You have : $$\begin{pmatrix}\dfrac{\partial u}{\partial \rho}\\ \dfrac{\partial u}{\partial \varphi} \end{pmatrix}=\begin{pmatrix} \cos{\varphi}&\sin{\varphi}\\ -\rho\sin{\varphi}& \rho\cos{\varphi}\end{pmatrix} \cdot\begin{pmatrix}\dfrac{\partial u}{\partial x}\\ \dfrac{\partial u}{\partial y} \end{pmatrix}$$ and: $$\begin{pmatrix} \cos{\varphi} & \sin{\varphi}\\ -\rho\sin{\varphi}& \rho\cos{\varphi} \end{pmatrix}^{-1}=\frac{1}{\rho}\begin{pmatrix} \rho \cos{\varphi}&-\sin{\varphi}\\ \rho\sin{\varphi}& \cos{\varphi}\end{pmatrix}$$
• The problem is you method is that you need too express $\rho$ and $\varphi$ as function of $x$ and $y$, but you have expressed in function of $x,y,\rho$ and $\varphi$. To give an example from: $$\rho=\frac{x}{\cos(\varphi)}$$ you have: $$\frac{d \rho}{dx}=\frac{1}{\cos(\varphi)}+x\color{red}{ \frac{d\varphi}{dx}} \frac{\sin(\varphi)}{\cos(\varphi)^2}$$ because $\varphi$ and $x$ are not independents.
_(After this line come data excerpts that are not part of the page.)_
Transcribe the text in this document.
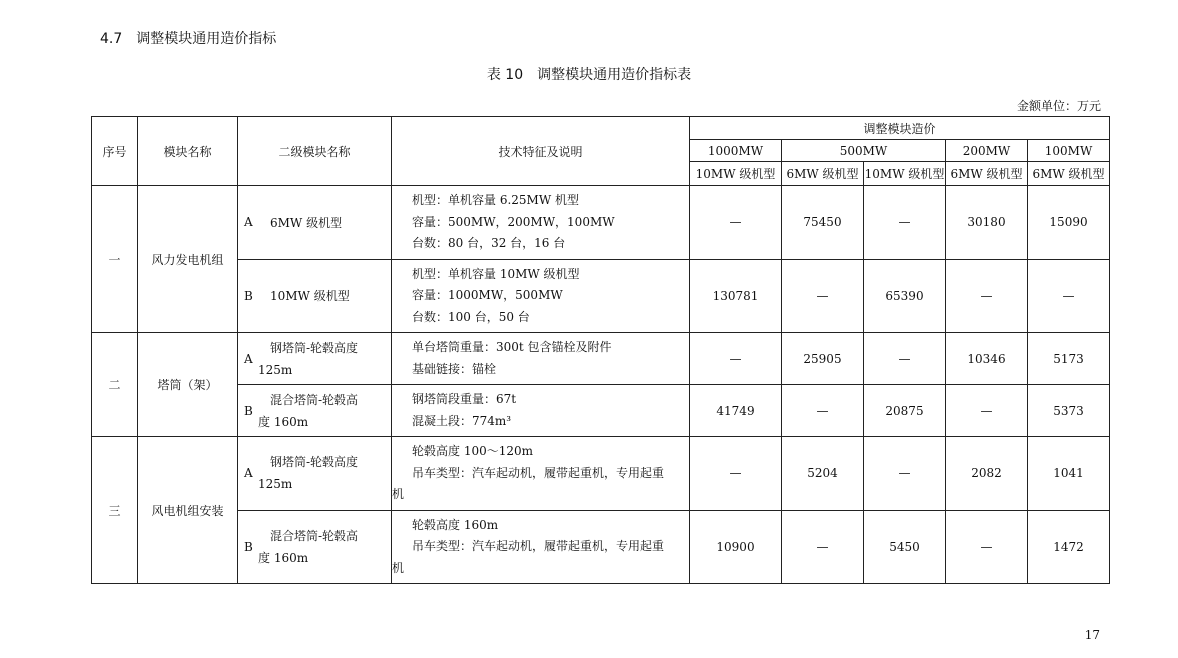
4.7 调整模块通用造价指标
表 10 调整模块通用造价指标表
金额单位：万元
序号	模块名称	二级模块名称	技术特征及说明	调整模块造价				
				1000MW	500MW		200MW	100MW
				10MW 级机型	6MW 级机型	10MW 级机型	6MW 级机型	6MW 级机型
一	风力发电机组	A 6MW 级机型	机型：单机容量 6.25MW 机型
容量：500MW，200MW，100MW
台数：80 台，32 台，16 台	—	75450	—	30180	15090
		B 10MW 级机型	机型：单机容量 10MW 级机型
容量：1000MW，500MW
台数：100 台，50 台	130781	—	65390	—	—
二	塔筒（架）	A钢塔筒-轮毂高度 125m	单台塔筒重量：300t 包含锚栓及附件
基础链接：锚栓	—	25905	—	10346	5173
		B混合塔筒-轮毂高度 160m	钢塔筒段重量：67t
混凝土段：774m³	41749	—	20875	—	5373
三	风电机组安装	A钢塔筒-轮毂高度 125m	轮毂高度 100～120m
吊车类型：汽车起动机，履带起重机，专用起重
机	—	5204	—	2082	1041
		B混合塔筒-轮毂高度 160m	轮毂高度 160m
吊车类型：汽车起动机，履带起重机，专用起重
机	10900	—	5450	—	1472
17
Apr 27 '18 at 16:47
• But the idea is correct :-). With $\rho=\sqrt{x^2+y^2}$ , you obtain: $$\frac{d\rho}{dx}=\frac{x}{\sqrt{x^2+y^2}}$$ and: $$\frac{x}{\sqrt{x^2+y^2}}=\cos(\phi)$$ Apr 27 '18 at 16:49
After you compute $$\pmatrix{u_{\rho}\\u_{\phi}}=\pmatrix{\cos\phi&\sin\phi\\-\rho\sin\phi&\rho\cos\phi}\pmatrix{u_x\\u_y},$$ just invert the matrix.